Moreover, the legislature appropriated funds for only a literacy test. In House Bill 20, the legislature provided that the money appropriated for teacher testing is to be used in part to finance the validation and administration of examinations which test the ability of the examinees, who have not taken a certification examination under Section 13.032(e), Texas Education Code, to read and write with sufficient skill and understanding to perform satisfactorily as professional teachers or administrators.

Tex.H.B. 20, 69th Leg. (1985), art. III, Texas Central Education AgencyPrograms, para. 18, p. III-7. Had the Board spent the appropriated funds on examinations which test skills other than basic reading and writing skills, the agency would have violated the constitutional provision that an agency may expend funds only on items for which funds have been appropriated. Tex. Const.Ann. art. 8, § 6.

The second prong of Project Principle's argument is that the Board spent funds for recertification purposes when the appropriations bill did not provide funds for that purpose. They contend the Board's purchase of "self-adhesive validation labels," to be attached to the teaching certificates, is an unauthorized expenditure.

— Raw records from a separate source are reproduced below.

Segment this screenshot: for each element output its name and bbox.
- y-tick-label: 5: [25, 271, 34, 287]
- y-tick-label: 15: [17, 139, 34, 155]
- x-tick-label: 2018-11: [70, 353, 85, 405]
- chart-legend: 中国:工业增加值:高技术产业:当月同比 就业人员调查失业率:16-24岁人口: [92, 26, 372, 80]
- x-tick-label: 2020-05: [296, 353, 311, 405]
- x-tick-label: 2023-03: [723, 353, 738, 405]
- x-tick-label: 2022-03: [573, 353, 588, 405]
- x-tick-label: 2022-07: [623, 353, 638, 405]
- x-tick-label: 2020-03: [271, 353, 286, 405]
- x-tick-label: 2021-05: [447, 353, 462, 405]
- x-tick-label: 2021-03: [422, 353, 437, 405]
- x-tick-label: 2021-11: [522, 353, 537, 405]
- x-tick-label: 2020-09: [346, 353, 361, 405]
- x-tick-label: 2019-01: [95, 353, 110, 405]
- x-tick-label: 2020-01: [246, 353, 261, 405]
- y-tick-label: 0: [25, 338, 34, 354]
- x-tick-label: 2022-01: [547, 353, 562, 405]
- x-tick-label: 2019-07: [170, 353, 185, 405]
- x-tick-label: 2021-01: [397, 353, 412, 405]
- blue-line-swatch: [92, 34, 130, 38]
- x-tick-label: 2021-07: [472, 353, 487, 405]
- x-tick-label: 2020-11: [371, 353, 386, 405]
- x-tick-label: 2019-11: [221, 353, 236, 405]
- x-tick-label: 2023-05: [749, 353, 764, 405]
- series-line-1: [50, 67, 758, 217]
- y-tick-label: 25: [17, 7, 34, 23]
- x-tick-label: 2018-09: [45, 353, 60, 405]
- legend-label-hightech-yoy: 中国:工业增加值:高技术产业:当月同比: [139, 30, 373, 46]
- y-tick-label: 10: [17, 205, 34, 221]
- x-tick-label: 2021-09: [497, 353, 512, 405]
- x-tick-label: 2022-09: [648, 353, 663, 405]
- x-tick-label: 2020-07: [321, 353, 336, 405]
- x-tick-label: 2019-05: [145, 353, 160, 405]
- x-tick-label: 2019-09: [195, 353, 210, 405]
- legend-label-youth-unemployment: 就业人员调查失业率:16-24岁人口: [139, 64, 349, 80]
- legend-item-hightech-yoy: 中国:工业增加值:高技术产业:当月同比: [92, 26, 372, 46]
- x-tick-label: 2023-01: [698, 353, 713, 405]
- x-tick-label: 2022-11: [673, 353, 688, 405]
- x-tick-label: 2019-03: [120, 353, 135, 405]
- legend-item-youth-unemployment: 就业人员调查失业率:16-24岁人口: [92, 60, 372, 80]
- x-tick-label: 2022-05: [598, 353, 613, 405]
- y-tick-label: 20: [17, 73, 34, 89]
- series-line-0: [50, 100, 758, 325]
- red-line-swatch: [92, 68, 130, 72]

The appropriations bill authorized payment of administration expenses. Necessarily included is the cost of notifying those to be recertified. The purchase of validation labels is thus authorized as an expense of administration of the TECAT.

We reverse the judgment of the trial court and dissolve that court's injunction.

NOTES

[1] The court also stated that because the certificate was a mere license, no due process guarantees were applicable. In the instant case, the state has provided due process protocol, discussed infra.